-->

Aturan Sistem Kufur Semakin Merajalela


Oleh : Lathifah Tri Wulandari, Anggota Komunitas Muslimah Menulis (KMM) Depok

Indonesia resmi melonggarkan sejumlah aturan halal untuk produk pangan asal Amerika Serikat (AS) dalam kesepakatan dagang yang diteken Kamis (19/2/2026) waktu AS. Lewat perjanjian tersebut, Indonesia akan mengakui praktik penyembelihan hewan di AS yang sesuai hukum Islam atau standar negara anggota SMIIC. Artinya, produk yang sudah memenuhi standar halal di negara tersebut tak perlu lagi melalui proses tambahan di Indonesia.

Tak hanya itu, produk non-hewani dan pakan ternak baik hasil rekayasa genetika maupun tidak, dibebaskan dari kewajiban sertifikasi dan label halal. Wadah, bahan pengangkut, hingga perusahaan pengemasan dan pergudangan dalam rantai pasok ekspor pertanian AS juga dikecualikan dari sejumlah persyaratan halal.

Indonesia juga akan menerima daging, unggas, jeroan, produk olahan, hingga telur dari AS yang telah diperiksa dan disertifikasi oleh FSIS. Kebijakan ini disebut bertujuan memperlancar arus perdagangan kedua negara. 

Setelah kesepakatan antara Prabowo Subianto dan Donald Trump, daging impor dari AS bisa masuk Indonesia dengan praktik penyembelihan yang mengikuti standar AS. Indonesia sepakat melonggarkan aturan halal, termasuk sertifikasi halal untuk produk-produk dari AS. Hal ini tertuang setelah ditandatanganinya dokumen Agreement on Reciprocal Tariff (ART) berjudul 'Toward a New Golden Age for the US-Indonesia Alliance'.

Dalam Article 2.9 bertajuk "Halal for Manufactured Goods" dalam dokumen US-Indonesia ART Full Agreement, dijelaskan bahwa pelonggaran aturan halal ini bertujuan untuk memfasilitasi ekspor produk kosmetik, perangkat medis, dan barang-barang manufaktur lainnya dari AS. "Dengan tujuan memfasilitasi ekspor kosmetik, perangkat medis dan barang-barang manufaktur lainnya yang dapat diminta sertifikasi halal, Indonesia akan membebaskan produk AS dari setiap sertifikasi halal dan persyaratan pelabelan halal," bunyi dokumen tersebut, dikutip Jumat (20/2/2026).
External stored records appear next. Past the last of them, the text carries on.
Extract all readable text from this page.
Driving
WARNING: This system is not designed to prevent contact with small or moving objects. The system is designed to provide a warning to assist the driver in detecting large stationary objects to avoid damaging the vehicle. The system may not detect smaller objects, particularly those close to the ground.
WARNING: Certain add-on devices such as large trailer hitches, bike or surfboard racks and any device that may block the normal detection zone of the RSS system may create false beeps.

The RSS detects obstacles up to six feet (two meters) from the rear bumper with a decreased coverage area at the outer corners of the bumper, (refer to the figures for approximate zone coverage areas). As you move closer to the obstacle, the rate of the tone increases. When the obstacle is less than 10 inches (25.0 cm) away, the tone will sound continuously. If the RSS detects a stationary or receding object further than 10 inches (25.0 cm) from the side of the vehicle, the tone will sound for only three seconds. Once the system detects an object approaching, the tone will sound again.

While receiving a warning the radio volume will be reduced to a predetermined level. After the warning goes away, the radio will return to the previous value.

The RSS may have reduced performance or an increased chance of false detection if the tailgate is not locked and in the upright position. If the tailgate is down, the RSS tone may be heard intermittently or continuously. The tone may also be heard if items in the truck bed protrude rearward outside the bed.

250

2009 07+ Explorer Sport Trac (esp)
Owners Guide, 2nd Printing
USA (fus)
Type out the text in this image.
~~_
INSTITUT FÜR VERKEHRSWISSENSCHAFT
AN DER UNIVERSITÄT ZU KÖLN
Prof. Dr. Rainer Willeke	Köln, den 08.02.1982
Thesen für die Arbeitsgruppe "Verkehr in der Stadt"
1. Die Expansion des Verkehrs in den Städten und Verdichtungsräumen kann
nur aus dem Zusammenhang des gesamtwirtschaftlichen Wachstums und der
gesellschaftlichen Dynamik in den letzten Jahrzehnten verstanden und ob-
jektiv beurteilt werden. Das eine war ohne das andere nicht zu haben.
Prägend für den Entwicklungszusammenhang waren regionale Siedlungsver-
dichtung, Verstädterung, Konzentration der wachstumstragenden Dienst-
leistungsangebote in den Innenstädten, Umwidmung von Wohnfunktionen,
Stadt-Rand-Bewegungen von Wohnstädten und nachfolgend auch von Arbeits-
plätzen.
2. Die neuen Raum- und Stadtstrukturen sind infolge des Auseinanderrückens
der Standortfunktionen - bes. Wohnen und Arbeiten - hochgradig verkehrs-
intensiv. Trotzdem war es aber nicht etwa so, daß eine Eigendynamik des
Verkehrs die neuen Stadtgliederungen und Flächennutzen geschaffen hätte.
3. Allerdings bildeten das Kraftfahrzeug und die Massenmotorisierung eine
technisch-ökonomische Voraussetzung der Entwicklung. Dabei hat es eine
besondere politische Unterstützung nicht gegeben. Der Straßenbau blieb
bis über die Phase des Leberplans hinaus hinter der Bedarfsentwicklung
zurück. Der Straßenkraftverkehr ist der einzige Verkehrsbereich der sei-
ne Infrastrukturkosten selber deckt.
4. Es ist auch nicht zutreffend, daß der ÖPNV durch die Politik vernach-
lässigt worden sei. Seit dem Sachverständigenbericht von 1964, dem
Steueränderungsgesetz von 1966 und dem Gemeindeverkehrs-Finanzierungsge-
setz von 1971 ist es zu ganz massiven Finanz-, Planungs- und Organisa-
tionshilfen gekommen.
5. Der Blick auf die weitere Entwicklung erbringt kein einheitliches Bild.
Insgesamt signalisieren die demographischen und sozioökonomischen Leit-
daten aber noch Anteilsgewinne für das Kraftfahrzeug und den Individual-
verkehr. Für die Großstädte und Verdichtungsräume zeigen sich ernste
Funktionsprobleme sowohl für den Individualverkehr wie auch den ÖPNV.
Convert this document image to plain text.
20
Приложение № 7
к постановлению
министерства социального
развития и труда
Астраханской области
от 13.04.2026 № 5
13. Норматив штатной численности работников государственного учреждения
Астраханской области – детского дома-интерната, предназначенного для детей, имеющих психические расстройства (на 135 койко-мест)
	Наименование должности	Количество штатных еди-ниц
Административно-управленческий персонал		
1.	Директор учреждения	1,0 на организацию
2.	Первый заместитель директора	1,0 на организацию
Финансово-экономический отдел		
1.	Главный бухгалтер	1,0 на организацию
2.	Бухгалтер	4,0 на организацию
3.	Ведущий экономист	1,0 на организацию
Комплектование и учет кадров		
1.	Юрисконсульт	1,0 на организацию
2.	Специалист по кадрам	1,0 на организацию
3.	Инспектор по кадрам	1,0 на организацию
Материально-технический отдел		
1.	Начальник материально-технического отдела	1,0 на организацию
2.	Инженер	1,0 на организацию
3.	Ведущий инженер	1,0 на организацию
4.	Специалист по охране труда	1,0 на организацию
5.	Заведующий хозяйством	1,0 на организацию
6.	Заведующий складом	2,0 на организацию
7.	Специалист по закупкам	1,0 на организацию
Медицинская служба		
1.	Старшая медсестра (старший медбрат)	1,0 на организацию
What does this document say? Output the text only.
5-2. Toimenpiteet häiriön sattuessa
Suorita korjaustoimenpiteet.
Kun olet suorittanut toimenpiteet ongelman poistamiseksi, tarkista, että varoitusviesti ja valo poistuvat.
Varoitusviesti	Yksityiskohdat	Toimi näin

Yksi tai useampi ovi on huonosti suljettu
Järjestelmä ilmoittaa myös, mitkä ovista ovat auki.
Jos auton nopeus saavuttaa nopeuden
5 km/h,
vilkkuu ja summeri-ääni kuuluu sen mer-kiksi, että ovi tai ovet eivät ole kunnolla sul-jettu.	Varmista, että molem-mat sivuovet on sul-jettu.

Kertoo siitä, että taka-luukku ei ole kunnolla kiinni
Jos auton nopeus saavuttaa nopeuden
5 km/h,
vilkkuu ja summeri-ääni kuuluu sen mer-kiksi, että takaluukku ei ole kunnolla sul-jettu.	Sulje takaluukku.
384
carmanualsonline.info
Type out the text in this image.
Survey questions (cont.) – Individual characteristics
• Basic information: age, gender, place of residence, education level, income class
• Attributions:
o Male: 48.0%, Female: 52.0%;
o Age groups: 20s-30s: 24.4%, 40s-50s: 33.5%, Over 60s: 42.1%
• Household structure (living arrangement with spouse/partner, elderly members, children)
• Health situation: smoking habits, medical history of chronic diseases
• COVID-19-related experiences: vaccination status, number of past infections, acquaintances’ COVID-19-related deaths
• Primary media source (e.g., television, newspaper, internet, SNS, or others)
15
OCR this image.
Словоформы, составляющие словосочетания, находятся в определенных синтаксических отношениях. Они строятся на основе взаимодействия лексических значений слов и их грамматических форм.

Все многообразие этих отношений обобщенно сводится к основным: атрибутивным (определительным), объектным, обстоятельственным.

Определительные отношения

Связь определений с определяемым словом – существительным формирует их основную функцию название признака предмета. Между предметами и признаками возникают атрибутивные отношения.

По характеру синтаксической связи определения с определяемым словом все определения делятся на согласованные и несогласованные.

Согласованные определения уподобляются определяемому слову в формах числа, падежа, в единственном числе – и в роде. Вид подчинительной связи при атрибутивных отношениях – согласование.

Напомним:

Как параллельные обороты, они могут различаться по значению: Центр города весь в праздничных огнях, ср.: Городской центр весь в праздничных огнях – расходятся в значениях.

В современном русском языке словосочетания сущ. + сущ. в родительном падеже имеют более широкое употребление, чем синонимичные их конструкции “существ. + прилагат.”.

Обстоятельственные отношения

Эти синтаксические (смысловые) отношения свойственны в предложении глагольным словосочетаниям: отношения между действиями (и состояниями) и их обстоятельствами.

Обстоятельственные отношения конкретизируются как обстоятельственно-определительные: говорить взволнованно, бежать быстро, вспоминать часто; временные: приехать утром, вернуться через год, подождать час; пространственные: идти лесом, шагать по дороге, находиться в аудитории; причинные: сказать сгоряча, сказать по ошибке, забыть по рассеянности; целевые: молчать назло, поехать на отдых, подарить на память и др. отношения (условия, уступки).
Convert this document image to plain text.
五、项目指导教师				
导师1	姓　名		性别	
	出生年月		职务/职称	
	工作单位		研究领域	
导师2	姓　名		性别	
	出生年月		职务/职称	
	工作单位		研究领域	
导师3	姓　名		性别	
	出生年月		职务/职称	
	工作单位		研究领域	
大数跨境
Selain itu, Indonesia juga akan membebaskan wadah dan bahan-bahan lain yang digunakan untuk mengangkut produk-produk manufaktur dari sertifikasi halal dan persyaratan pelabelan halal, kecuali untuk wadah dan bahan lain yang digunakan untuk mengangkut makanan dan minuman, kosmetik dan farmasi.

Sejalan dengan itu, Indonesia juga dikatakan tidak akan memaksakan pelabelan atau persyaratan sertifikasi untuk produk non-halal. Sebaliknya, Indonesia akan mengizinkan sertifikasi halal dari AS. Dalam hal ini, Otoritas Halal Indonesia alias Badan Penyelenggara Jaminan Produk Halal (BPJPH) harus mengakui produk dengan sertifikasi halal dari AS yang akan dikirimkan ke Tanah Air.

Majelis Ulama Indonesia (MUI) menegaskan kewajiban sertifikasi halal bagi produk yang masuk dan beredar di Indonesia tidak dapat dinegosiasikan. Penegasan ini disampaikan menyusul kesepakatan dagang antara pemerintah Indonesia dan AS yang menyebut produk AS tertentu tidak lagi diwajibkan memiliki sertifikasi halal.

Ketua MUI Bidang Fatwa, Asrorun Ni’am Sholeh, mengajak masyarakat untuk menghindari produk yang tidak halal maupun yang tidak jelas status kehalalannya. “Hindari produk pangan yang tidak halal serta yang tidak jelas kehalalannya, termasuk jika produk AS yang tidak patuh pada aturan halal,” ujar Prof Ni’am dalam siaran pers di Jakarta, Sabtu (21/2/2026).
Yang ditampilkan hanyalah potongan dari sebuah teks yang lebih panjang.